An hour or so later they lay curled beneath the kitchen table, their clothes a haphazard bed beneath them on not-so-soft linoleum. Spike rolled onto his back, wincing and groaning.

"This being human stuff is for the birds. I used to sleep on a stone crypt..."

"Complaining will get you...well, it might get you a really soft bed. And I used to sleep on that stupid crypt, too. It's a miracle I don't have it etched into my back."

"Or your front." He grinned at her and she rolled to her side and smacked him lightly on the chest. He caught her hand and pulled it to his lips to place a soft kiss on her palm which had her melting inside. "Next apartment, wall to wall plush carpeting in every room."

"Rug burn," Buffy reminded him, sighing as he sucked her baby finger into his mouth.

Spike thought about that for a moment. "I can live with that."

The ringing of the phone interrupted the beginnings of another bout of lovemaking, and they both scowled at it sitting on the desk tucked into a corner of the kitchen.

"Three guesses?"

"And the first two don't count," she finished the saying with a sigh as she reluctantly climbed to her feet and padded naked over to the phone. "Hello?...Hi, Angel...Yes, he's here...He's running late...Oh come on, he hardly got any sleep last night." A smirk crossed her face. "Because he was out hunting that Gelkor demon with Wesley and Gunn, of course."

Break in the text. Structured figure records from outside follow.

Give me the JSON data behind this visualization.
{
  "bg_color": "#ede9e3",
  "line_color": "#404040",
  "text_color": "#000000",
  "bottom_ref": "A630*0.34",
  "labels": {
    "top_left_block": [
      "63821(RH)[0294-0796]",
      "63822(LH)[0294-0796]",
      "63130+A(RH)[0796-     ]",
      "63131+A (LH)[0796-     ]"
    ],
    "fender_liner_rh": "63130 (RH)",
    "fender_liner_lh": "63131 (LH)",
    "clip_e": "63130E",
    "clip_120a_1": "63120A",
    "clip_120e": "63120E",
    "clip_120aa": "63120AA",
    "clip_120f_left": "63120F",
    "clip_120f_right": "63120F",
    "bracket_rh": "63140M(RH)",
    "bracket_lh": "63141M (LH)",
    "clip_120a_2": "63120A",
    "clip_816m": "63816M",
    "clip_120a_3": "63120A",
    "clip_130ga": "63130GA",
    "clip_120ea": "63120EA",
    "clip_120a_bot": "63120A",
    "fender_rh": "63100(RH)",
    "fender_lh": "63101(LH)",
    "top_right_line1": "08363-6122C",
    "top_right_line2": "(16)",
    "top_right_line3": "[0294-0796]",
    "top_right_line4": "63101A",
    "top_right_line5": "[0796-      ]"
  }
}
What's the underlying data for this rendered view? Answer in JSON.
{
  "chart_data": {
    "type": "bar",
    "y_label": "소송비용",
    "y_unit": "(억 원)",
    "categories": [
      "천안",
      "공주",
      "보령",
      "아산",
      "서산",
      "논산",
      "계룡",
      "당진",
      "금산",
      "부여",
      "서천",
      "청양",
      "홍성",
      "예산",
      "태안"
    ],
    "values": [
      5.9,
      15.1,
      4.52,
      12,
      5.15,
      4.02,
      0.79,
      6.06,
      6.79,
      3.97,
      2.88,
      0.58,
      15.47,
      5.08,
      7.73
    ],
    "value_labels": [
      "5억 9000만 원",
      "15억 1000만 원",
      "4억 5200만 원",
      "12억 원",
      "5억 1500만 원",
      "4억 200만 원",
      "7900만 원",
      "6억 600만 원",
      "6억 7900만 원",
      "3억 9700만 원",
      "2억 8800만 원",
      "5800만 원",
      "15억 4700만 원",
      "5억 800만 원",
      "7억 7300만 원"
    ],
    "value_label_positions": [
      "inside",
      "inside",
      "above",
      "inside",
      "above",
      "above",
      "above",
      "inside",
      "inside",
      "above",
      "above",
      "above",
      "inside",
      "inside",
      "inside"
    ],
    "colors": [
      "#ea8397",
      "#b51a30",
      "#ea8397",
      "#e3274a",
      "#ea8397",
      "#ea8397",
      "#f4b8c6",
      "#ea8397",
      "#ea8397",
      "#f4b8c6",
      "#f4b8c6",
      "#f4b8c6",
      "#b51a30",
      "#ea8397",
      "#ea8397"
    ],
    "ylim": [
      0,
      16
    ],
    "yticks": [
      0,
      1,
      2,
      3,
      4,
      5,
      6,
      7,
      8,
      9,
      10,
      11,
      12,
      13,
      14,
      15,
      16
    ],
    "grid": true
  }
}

Spike wagged a finger at her and made tsking noises. The hunt had taken all of thirty minutes and all three men had returned to their loved ones with the agreement not to tell their nocturnal boss they were quitting early.

He watched his wife roll her eyes in that dramatic way she did--it was only annoying when I was aimed at him.

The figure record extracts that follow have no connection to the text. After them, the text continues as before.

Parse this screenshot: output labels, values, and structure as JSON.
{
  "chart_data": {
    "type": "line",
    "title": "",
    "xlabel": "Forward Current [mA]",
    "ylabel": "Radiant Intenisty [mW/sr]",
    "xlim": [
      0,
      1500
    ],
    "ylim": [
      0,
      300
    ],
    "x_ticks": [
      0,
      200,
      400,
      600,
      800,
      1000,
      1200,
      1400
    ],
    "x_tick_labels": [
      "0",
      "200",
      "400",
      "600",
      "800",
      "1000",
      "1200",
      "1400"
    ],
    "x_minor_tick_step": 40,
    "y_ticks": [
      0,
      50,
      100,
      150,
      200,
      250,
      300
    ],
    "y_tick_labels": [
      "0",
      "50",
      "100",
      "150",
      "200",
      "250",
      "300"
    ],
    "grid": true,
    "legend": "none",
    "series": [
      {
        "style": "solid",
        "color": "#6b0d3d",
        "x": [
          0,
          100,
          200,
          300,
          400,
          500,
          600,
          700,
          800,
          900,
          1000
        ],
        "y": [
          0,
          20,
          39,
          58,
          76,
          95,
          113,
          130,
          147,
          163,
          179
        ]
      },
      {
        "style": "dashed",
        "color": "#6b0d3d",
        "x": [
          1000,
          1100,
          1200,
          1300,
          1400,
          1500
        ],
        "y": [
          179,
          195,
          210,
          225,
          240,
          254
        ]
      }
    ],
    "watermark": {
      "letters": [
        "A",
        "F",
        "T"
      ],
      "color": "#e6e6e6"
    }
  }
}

"Yes, he's on his way. Goodbye, Angel." Buffy hung up. "Was he this possessive of your time back in the day?"

Spike snorted and sat up, reaching for his clothes and deciding to forego a shower. He liked to leave the scent of her on him. Anything to annoy the old man. "Hell, yes. He used to dictate everything on a schedule. If I'd had to shit back then, that would have been scheduled and timed, too. He's actually more relaxed now. That demon of his is damn obsessive."

She frowned and caught the top and skirt he threw her way. "Tell me about it. No, wait, I lived it."

Snickering, Spike fastened his jeans and slid his t-shirt over his head. "Obsessing about making you miserable kept him from doing something really stupid, like destroying the world. Oh, right, he tried that one, too. Let's make sure we keep him miserable so his soul stays put," he finished cheerfully as she sat down to put on his shoes.

Dressed again, Buffy went to pour herself a fresh cup of lukewarm coffee. She took a sip, then grimaced and dumped the remains in the sink. "You do that, honey. I actually like him, remember?"

Spike scowled. "All too well."

She thought about teasing him, then softened and sat down next to him, cupping his cheek in one of her gentle hands. "I married you."

He nodded and they kissed again. "I have to go. He'll have my nuts for lunch if I don't."

Buffy nodded regretfully. "I probably should head over to the Academy for my lessons. There's always one or two eager beavers wanting some extra training."

Together they walked towards the door of their apartment, each one reaching for keys, Buffy her purse and a pair of shoes that were sitting on the stairs. She bent to slip them on as he slipped on a leather jacket.

"Oh, hey, you never told me about your dream. What were you doing being me?

Buffy tried not to laugh, but couldn't help it. "Actually, kind of what we just did in the kitchen." She opened the door. "Except with Angel." And skipped away with a laugh as he turned bright red in the face behind her. "Love you!"

"Gah...Um...Love you, too," was his choked reply as he locked the door behind him and watched his wife's delectable bottom flounce away.